Para Pina, os cortes para publicidade na série em sua transmissão linear jogavam contra “a experiência visual”. “É uma série frenética, é adrenalina pura, vai quase em tempo real, e então os cortes para publicidade produzem uma espécie de parada brusca que é complicada”, argumenta. Além do mais, destaca o universo de personagens tanto de A Casa de Papel como de sua criação anterior, Vis a Vis, na qual também trabalhou boa parte da equipe da série do assalto. “Estamos fazendo uma ficção com características próprias, com um esboço de personagens muito poderoso, com um universo feminino muito poderoso e forte. Por um lado, temos elementos emocionais, com uma criação de personagens excêntrica, surpreendente, e nas duas séries trabalhamos a ambiguidade moral, mudamos o foco daquilo em que o espectador acredita que é bom e mau.

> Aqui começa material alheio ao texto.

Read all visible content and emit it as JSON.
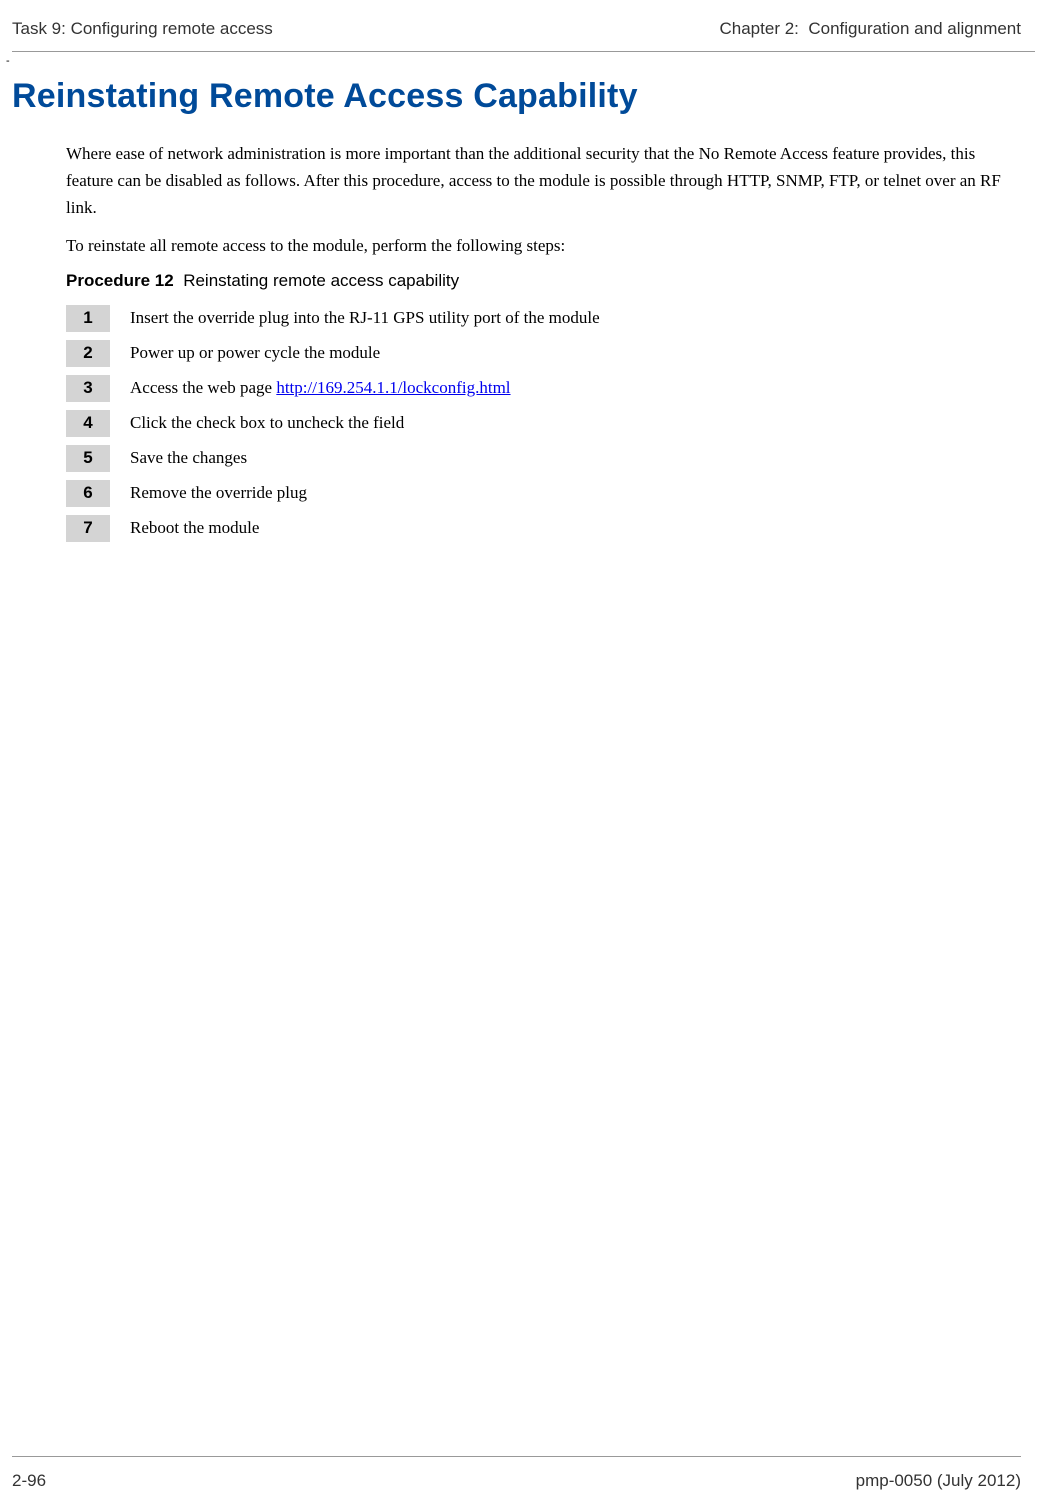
{
  "header": {
    "left": "Task 9: Configuring remote access",
    "right_prefix": "Chapter 2:",
    "right_suffix": "Configuration and alignment"
  },
  "dash": "-",
  "title": "Reinstating Remote Access Capability",
  "intro1": "Where ease of network administration is more important than the additional security that the No Remote Access feature provides, this feature can be disabled as follows.  After this procedure, access to the module is possible through HTTP, SNMP, FTP, or telnet over an RF link.",
  "intro2": "To reinstate all remote access to the module, perform the following steps:",
  "procedure": {
    "label": "Procedure 12",
    "title": "Reinstating remote access capability"
  },
  "steps": [
    {
      "num": "1",
      "text": "Insert the override plug into the RJ-11 GPS utility port of the module"
    },
    {
      "num": "2",
      "text": "Power up or power cycle the module"
    },
    {
      "num": "3",
      "prefix": "Access the web page ",
      "link": "http://169.254.1.1/lockconfig.html"
    },
    {
      "num": "4",
      "text": "Click the check box to uncheck the field"
    },
    {
      "num": "5",
      "text": "Save the changes"
    },
    {
      "num": "6",
      "text": "Remove the override plug"
    },
    {
      "num": "7",
      "text": "Reboot the module"
    }
  ],
  "footer": {
    "left": "2-96",
    "right": "pmp-0050 (July 2012)"
  }
}
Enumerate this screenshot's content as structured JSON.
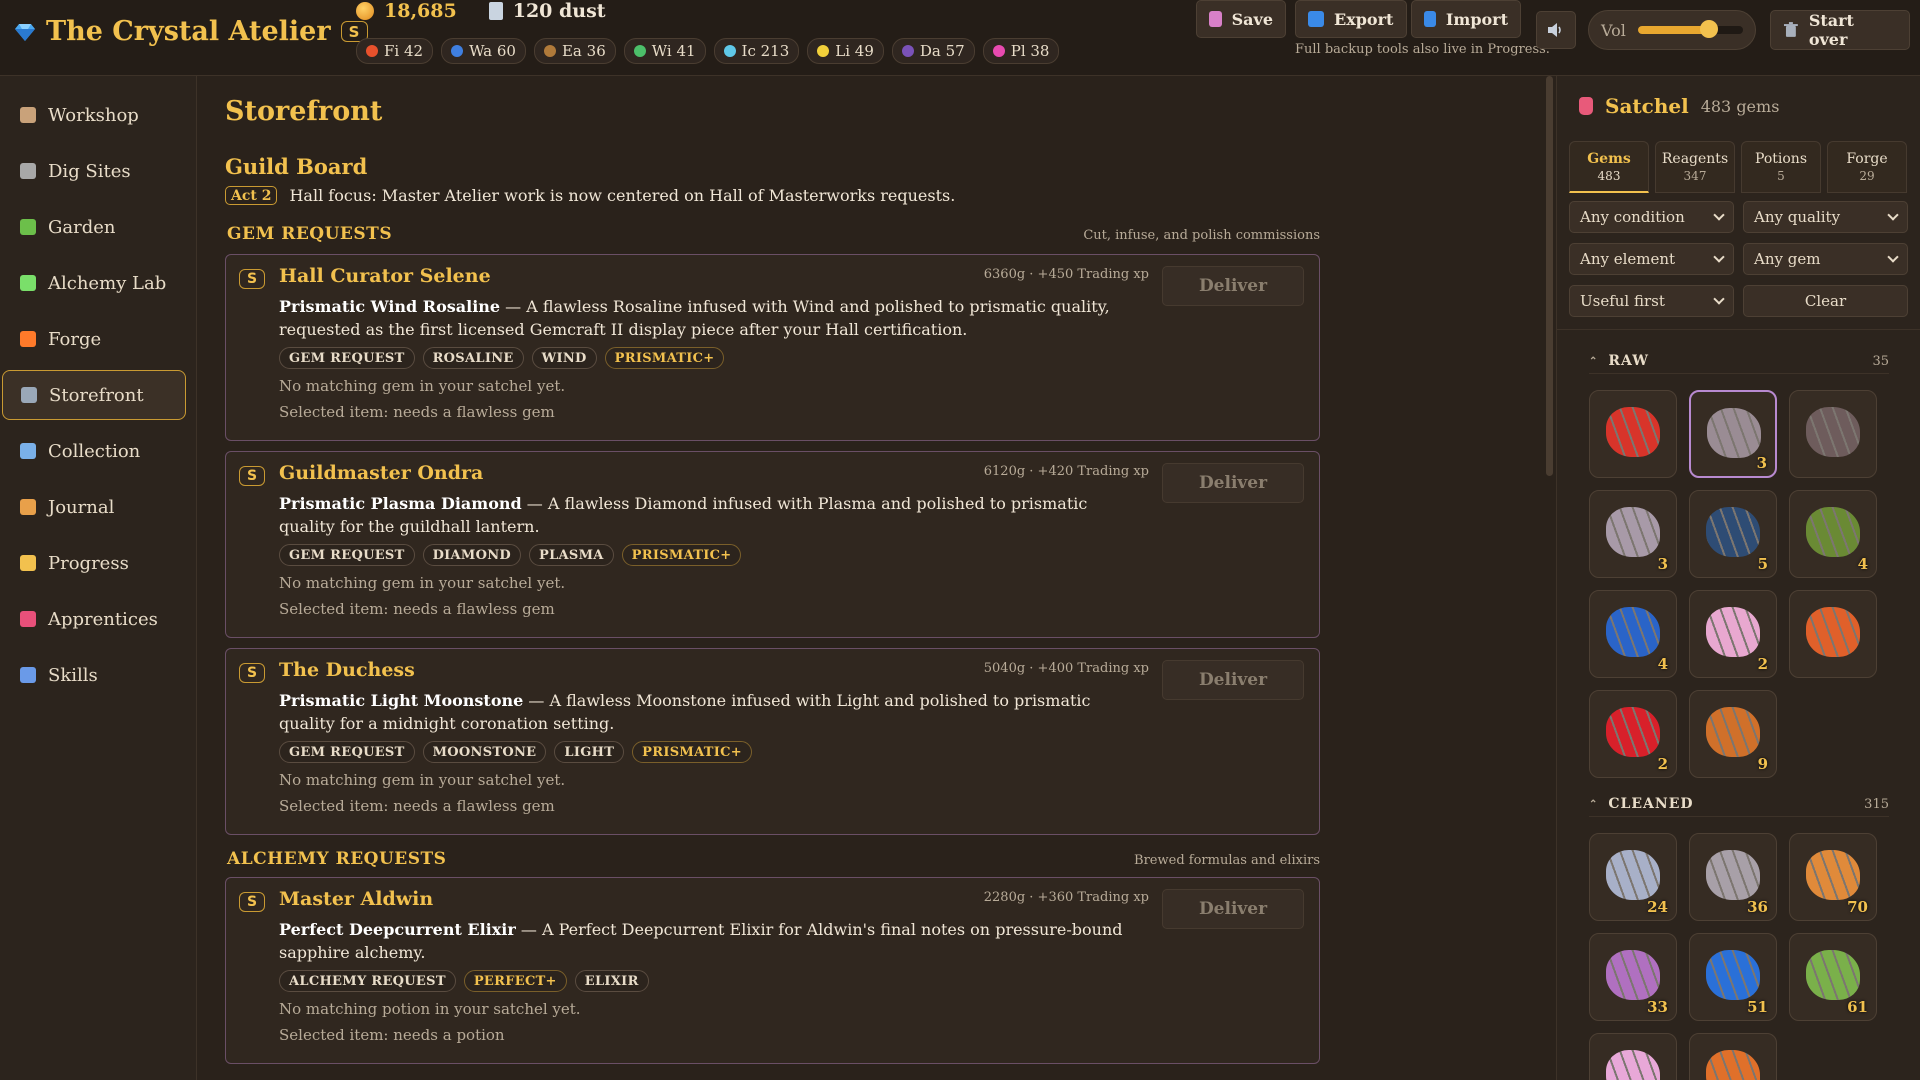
{
  "app": {
    "title": "The Crystal Atelier",
    "badge": "S",
    "gold": "18,685",
    "dust": "120 dust"
  },
  "elements": [
    {
      "label": "Fi 42",
      "color": "#e8512c"
    },
    {
      "label": "Wa 60",
      "color": "#3f7fe0"
    },
    {
      "label": "Ea 36",
      "color": "#b07a3a"
    },
    {
      "label": "Wi 41",
      "color": "#4cbf6a"
    },
    {
      "label": "Ic 213",
      "color": "#5fc8e8"
    },
    {
      "label": "Li 49",
      "color": "#f2d03a"
    },
    {
      "label": "Da 57",
      "color": "#7a52b8"
    },
    {
      "label": "Pl 38",
      "color": "#e84ab0"
    }
  ],
  "toolbar": {
    "save": "Save",
    "export": "Export",
    "import": "Import",
    "backup_note": "Full backup tools also live in Progress.",
    "vol_label": "Vol",
    "volume": 0.68,
    "start_over": "Start over"
  },
  "sidebar": {
    "items": [
      {
        "label": "Workshop",
        "icon": "hammer-icon",
        "color": "#c9a27a"
      },
      {
        "label": "Dig Sites",
        "icon": "pickaxe-icon",
        "color": "#a8a8a8"
      },
      {
        "label": "Garden",
        "icon": "leaf-icon",
        "color": "#6cbf4a"
      },
      {
        "label": "Alchemy Lab",
        "icon": "flask-icon",
        "color": "#7adf6a"
      },
      {
        "label": "Forge",
        "icon": "flame-icon",
        "color": "#ff7a2a"
      },
      {
        "label": "Storefront",
        "icon": "shop-icon",
        "color": "#9aa8b8"
      },
      {
        "label": "Collection",
        "icon": "book-icon",
        "color": "#7ab0e8"
      },
      {
        "label": "Journal",
        "icon": "journal-icon",
        "color": "#e8a04a"
      },
      {
        "label": "Progress",
        "icon": "trophy-icon",
        "color": "#f2c14e"
      },
      {
        "label": "Apprentices",
        "icon": "ticket-icon",
        "color": "#e8507a"
      },
      {
        "label": "Skills",
        "icon": "bar-chart-icon",
        "color": "#6a9ae8"
      }
    ],
    "active_index": 5
  },
  "main": {
    "page_title": "Storefront",
    "guild_title": "Guild Board",
    "act_badge": "Act 2",
    "act_text": "Hall focus: Master Atelier work is now centered on Hall of Masterworks requests.",
    "gem_section": {
      "title": "GEM REQUESTS",
      "subtitle": "Cut, infuse, and polish commissions"
    },
    "alchemy_section": {
      "title": "ALCHEMY REQUESTS",
      "subtitle": "Brewed formulas and elixirs"
    },
    "deliver_label": "Deliver",
    "requests": [
      {
        "name": "Hall Curator Selene",
        "reward": "6360g · +450 Trading xp",
        "item": "Prismatic Wind Rosaline",
        "desc": " — A flawless Rosaline infused with Wind and polished to prismatic quality, requested as the first licensed Gemcraft II display piece after your Hall certification.",
        "tags": [
          {
            "text": "GEM REQUEST",
            "gold": false
          },
          {
            "text": "ROSALINE",
            "gold": false
          },
          {
            "text": "WIND",
            "gold": false
          },
          {
            "text": "PRISMATIC+",
            "gold": true
          }
        ],
        "note1": "No matching gem in your satchel yet.",
        "note2": "Selected item: needs a flawless gem"
      },
      {
        "name": "Guildmaster Ondra",
        "reward": "6120g · +420 Trading xp",
        "item": "Prismatic Plasma Diamond",
        "desc": " — A flawless Diamond infused with Plasma and polished to prismatic quality for the guildhall lantern.",
        "tags": [
          {
            "text": "GEM REQUEST",
            "gold": false
          },
          {
            "text": "DIAMOND",
            "gold": false
          },
          {
            "text": "PLASMA",
            "gold": false
          },
          {
            "text": "PRISMATIC+",
            "gold": true
          }
        ],
        "note1": "No matching gem in your satchel yet.",
        "note2": "Selected item: needs a flawless gem"
      },
      {
        "name": "The Duchess",
        "reward": "5040g · +400 Trading xp",
        "item": "Prismatic Light Moonstone",
        "desc": " — A flawless Moonstone infused with Light and polished to prismatic quality for a midnight coronation setting.",
        "tags": [
          {
            "text": "GEM REQUEST",
            "gold": false
          },
          {
            "text": "MOONSTONE",
            "gold": false
          },
          {
            "text": "LIGHT",
            "gold": false
          },
          {
            "text": "PRISMATIC+",
            "gold": true
          }
        ],
        "note1": "No matching gem in your satchel yet.",
        "note2": "Selected item: needs a flawless gem"
      },
      {
        "name": "Master Aldwin",
        "reward": "2280g · +360 Trading xp",
        "item": "Perfect Deepcurrent Elixir",
        "desc": " — A Perfect Deepcurrent Elixir for Aldwin's final notes on pressure-bound sapphire alchemy.",
        "tags": [
          {
            "text": "ALCHEMY REQUEST",
            "gold": false
          },
          {
            "text": "PERFECT+",
            "gold": true
          },
          {
            "text": "ELIXIR",
            "gold": false
          }
        ],
        "note1": "No matching potion in your satchel yet.",
        "note2": "Selected item: needs a potion"
      }
    ]
  },
  "satchel": {
    "title": "Satchel",
    "count": "483 gems",
    "tabs": [
      {
        "label": "Gems",
        "count": "483"
      },
      {
        "label": "Reagents",
        "count": "347"
      },
      {
        "label": "Potions",
        "count": "5"
      },
      {
        "label": "Forge",
        "count": "29"
      }
    ],
    "filters": {
      "condition": "Any condition",
      "quality": "Any quality",
      "element": "Any element",
      "gem": "Any gem",
      "sort": "Useful first",
      "clear": "Clear"
    },
    "raw": {
      "title": "RAW",
      "count": "35",
      "gems": [
        {
          "color": "#d8342a",
          "qty": ""
        },
        {
          "color": "#9a8c94",
          "qty": "3",
          "selected": true
        },
        {
          "color": "#6e5c5c",
          "qty": ""
        },
        {
          "color": "#a89aa8",
          "qty": "3"
        },
        {
          "color": "#2e4c74",
          "qty": "5"
        },
        {
          "color": "#6a8a34",
          "qty": "4"
        },
        {
          "color": "#2a64c8",
          "qty": "4"
        },
        {
          "color": "#e8a8d0",
          "qty": "2"
        },
        {
          "color": "#e0602a",
          "qty": ""
        },
        {
          "color": "#d8202a",
          "qty": "2"
        },
        {
          "color": "#d0702a",
          "qty": "9"
        }
      ]
    },
    "cleaned": {
      "title": "CLEANED",
      "count": "315",
      "gems": [
        {
          "color": "#a8b0c8",
          "qty": "24"
        },
        {
          "color": "#a8a0a8",
          "qty": "36"
        },
        {
          "color": "#e08a3a",
          "qty": "70"
        },
        {
          "color": "#b070c0",
          "qty": "33"
        },
        {
          "color": "#2a70d8",
          "qty": "51"
        },
        {
          "color": "#7ab04a",
          "qty": "61"
        },
        {
          "color": "#e8a8d8",
          "qty": ""
        },
        {
          "color": "#e0702a",
          "qty": ""
        }
      ]
    }
  }
}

Vemos que personagens muito vilãos, como Zulema em Vis a Vis ou Berlín em La Casa de Papel têm características magnéticas para o espectador", acrescenta.
Em sua versão internacional, La Casa de Papel, composta originalmente por 15 capítulos de cerca de 70 minutos cada um foi adaptada para episódios de 50 minutos. Desta forma, a primeira parte, que na Espanha constou de 9 episódios, no formato internacional tem 13. Este reajuste também afetará a segunda parte. “Sempre consideramos fazer uma montagem internacional das séries”, conta Pina. “Neste caso, tínhamos o problema adicional dos cliffhangers, pois cada capítulo terminava com um e isso muitas vezes foi alterado. O trabalho de montagem em pós-produção foi tremendo. Às vezes trocamos algumas tramas de capítulo. O bom da série é que é um fluxo contínuo: onde um capítulo acaba começa o seguinte. E isso permite uma elasticidade maior que em outras situações. A experiência visual de ver a série na Netflix ou no formato espanhol é muito diferente, mas em essência é a mesma e funciona do mesmo jeito”, afirma o roteirista e produtor.
POSSIBILIDADE DE OUTRO ASSALTO?
Embora desde o começo La Casa de Papel tenha sido apresentada como uma série de apenas uma temporada, em duas partes, poderia o sucesso internacional animar os produtores a fazerem uma sequela? A Antena 3 afirma que para ela já passou o momento disso, mas não descarta a possibilidade de vendê-la para que prossiga fora do país. É o que fez com Velvet, que continuou na Movistar +, e Vis a Vis, que terá uma nova temporada na Fox.
“Agora não depende de nós”, diz seu criador, Álex Pina. “Temos um grande bando de assaltantes, mas existiria essa possibilidade. No momento não está de todo claro se é possível ou não. Poderia ser feito? Sim. Se vai ser feito, isso já não sei.”